Digitalisierungspläne der Union: Das Upgrade hängt
Mit einem 25-Punkte-Plan will die CDU die Digitalisierung in Deutschland retten. Oder besser, die vergangenen 16 Jahre wettmachen.
![Faxgerät steht in einem tristen Büro Faxgerät steht in einem tristen Büro](https://taz.de/picture/5085606/14/28369875-1.jpeg)
N etz im öffentlichen Nahverkehr? Muss man Glück haben. Verwaltung? In den Gesundheitsämter piepsen die Faxe. Und Unterricht via digitaler Lernplattformen? Ein Traum für die Schüler:innen, deren Lehrer:innen sich nicht persönlich um Soft- und Hardware kümmern. Funklöcher, Behördenapparate mit Umlaufmappen und Bildungsangebote, die sich an Papierkopien und Tafelkreide orientieren – so steht es um die Digitalisierung in Deutschland.
Ein Blick in Erhebungen zur Wettbewerbsfähigkeit in Sachen Digitalisierung reicht, um das Desaster zu zeigen. In einem aktuellen Bericht des European Center for Digital Competitiveness (ECDC) landet Deutschland auf dem vorletzten Platz, was Digifortschritte in Europa und Nordamerika angeht. Schlechter lief es nur in Albanien.
Auch unter den G7-Staaten schneidet die Bundesrepublik mies ab. Spitzenreiter ist Kanada, Schlusslicht Japan, auf den hinteren Plätzen Deutschland. Natürlich gab es zarte Versuche, diesen Zustand zu ändern. Zum Beispiel über Initiativen, Glasfasernetze auch in den ländlichen Raum zu legen. Oder bei Richtlinien zum autonomen Fahren, beim Digitalpakt für Schulen.
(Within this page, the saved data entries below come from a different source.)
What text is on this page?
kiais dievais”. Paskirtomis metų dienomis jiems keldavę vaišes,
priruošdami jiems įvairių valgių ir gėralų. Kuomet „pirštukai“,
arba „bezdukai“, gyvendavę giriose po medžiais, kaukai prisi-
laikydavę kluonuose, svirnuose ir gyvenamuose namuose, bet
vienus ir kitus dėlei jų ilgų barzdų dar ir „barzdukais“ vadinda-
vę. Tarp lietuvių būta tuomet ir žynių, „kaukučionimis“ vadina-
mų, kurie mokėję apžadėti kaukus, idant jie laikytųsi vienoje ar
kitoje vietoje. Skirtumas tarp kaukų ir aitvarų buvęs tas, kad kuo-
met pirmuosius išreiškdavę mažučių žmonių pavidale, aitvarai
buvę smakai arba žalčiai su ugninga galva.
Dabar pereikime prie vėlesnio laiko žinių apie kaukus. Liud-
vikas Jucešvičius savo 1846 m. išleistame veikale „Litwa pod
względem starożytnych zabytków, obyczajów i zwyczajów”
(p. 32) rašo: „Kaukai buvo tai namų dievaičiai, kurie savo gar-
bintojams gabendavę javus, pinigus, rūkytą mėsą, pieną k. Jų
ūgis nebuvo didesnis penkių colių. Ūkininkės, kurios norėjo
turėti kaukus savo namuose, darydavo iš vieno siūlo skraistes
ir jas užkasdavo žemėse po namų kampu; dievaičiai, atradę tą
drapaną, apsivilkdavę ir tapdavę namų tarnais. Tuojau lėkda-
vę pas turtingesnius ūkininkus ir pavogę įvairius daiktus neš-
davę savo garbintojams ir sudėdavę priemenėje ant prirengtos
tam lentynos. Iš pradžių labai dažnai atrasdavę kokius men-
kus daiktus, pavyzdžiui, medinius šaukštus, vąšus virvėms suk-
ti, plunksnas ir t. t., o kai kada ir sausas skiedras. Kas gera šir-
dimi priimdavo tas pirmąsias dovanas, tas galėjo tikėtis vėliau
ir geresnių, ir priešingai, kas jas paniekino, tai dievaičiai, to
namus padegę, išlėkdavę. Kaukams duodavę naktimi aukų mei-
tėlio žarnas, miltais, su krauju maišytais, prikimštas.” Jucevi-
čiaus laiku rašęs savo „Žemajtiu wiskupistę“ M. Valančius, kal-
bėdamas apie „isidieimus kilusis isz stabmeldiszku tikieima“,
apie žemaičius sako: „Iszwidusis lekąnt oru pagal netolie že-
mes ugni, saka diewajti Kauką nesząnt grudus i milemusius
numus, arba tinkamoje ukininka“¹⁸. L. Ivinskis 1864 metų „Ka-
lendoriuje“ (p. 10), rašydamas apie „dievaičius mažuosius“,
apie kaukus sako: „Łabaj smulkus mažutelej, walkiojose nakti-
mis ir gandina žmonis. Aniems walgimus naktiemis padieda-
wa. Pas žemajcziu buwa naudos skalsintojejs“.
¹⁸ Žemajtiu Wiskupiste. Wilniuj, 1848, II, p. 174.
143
Einen flächendeckenden, einen echten gemeinschaftlichen Vorstoß zur Digitalisierung des Landes gab es in den Merkeljahren leider nicht. Kein Wunder, wenn die Bundesforschungsministerin Anja Karliczek (CUD) noch 2018 kolportierte: „5G ist nicht an jeder Milchkanne notwendig.“ Konkret ging es damals um die Auktion der 5G-Mobilfunkfrequenzen und die Auflagen für Unternehmen. Man könne sich ja noch ein wenig Zeit lassen, um in die Fläche zu gehen, hieß es weiter. Eine Einschätzung, die sinnbildlich für den Elan der Union bei der Digitalisierung steht.
Laschet greift an
Kanzlerkandidat Armin Laschet (CDU) sieht sich nun als Prophet des Jahrhunderts der Datenströme und greift an. Sein Plan: ein Digitalteam, das 25 Punkte abarbeiten soll. Mit dabei sind die noch amtierende Digitalstaatsministerin im Kanzleramt, Dorothee Bär (CSU), Unionsfraktionschef Ralph Brinkhaus und seine Stellvertreterin Nadine Schön. An die öffentliche Verwaltung müsse man ran, Start-ups den Bürokratiewahn ersparen und natürlich überall Internet. „Alles, was digital werden kann, soll digital werden.“
Und nun? Kanzlerin Angela Merkel gibt wenigstens zu, dass in den vergangenen 16 Jahren das Internet eher Neuland war als ein Mittel für Teilhabe und moderne Kommunikation. Laschet spricht jetzt ein „Hausverbot für Faxgeräte“ in Ämtern aus – und holt ein altes Schreckgespenst aus dem Instrumentenbaukasten: den Datenschutz. Von Hemmnissen und Bürokratie ist die Rede, wenn seine Anforderungen übertrieben werden. Das bedeutet nichts anderes, als den Zugriff auf Daten für Unternehmen erleichtern zu wollen. Damit Privatsphäre und EU-weite Regeln gewahrt bleiben, gibt es als Beruhigungspille ein Gremium, das alle Belange ausloten soll.
Und ein echter Knaller aus dem Ideenfeuerwerk der CDU: Digitalisierung wird Chefsache, alle Kräfte sollen gebündelt werden und sogar ein Ministerium für digitale Innovation und Transformation wird es geben, sofern die CDU am Ruder ist. Kein schlechter Vorschlag. Im Prinzip. Genau das wurde in der derzeitigen Legislaturperiode versucht. Die Digitalisierung war im Kanzleramt angesiedelt, Dorothee Bär war die Beauftragte dazu. Mitgemischt haben Wirtschafts-, Innen-, und Verkehrsministerium. Dazu gab es jede Menge Digitalgipfel, Enquetekommissionen für künstliche Intelligenz, Papiere, um Bürokratie zu entschlacken.
Nach einem Digiturbo klingt der Unionsplan nicht. Eher nach einem Mini-Upgrade, an dem sich das System aufhängen wird.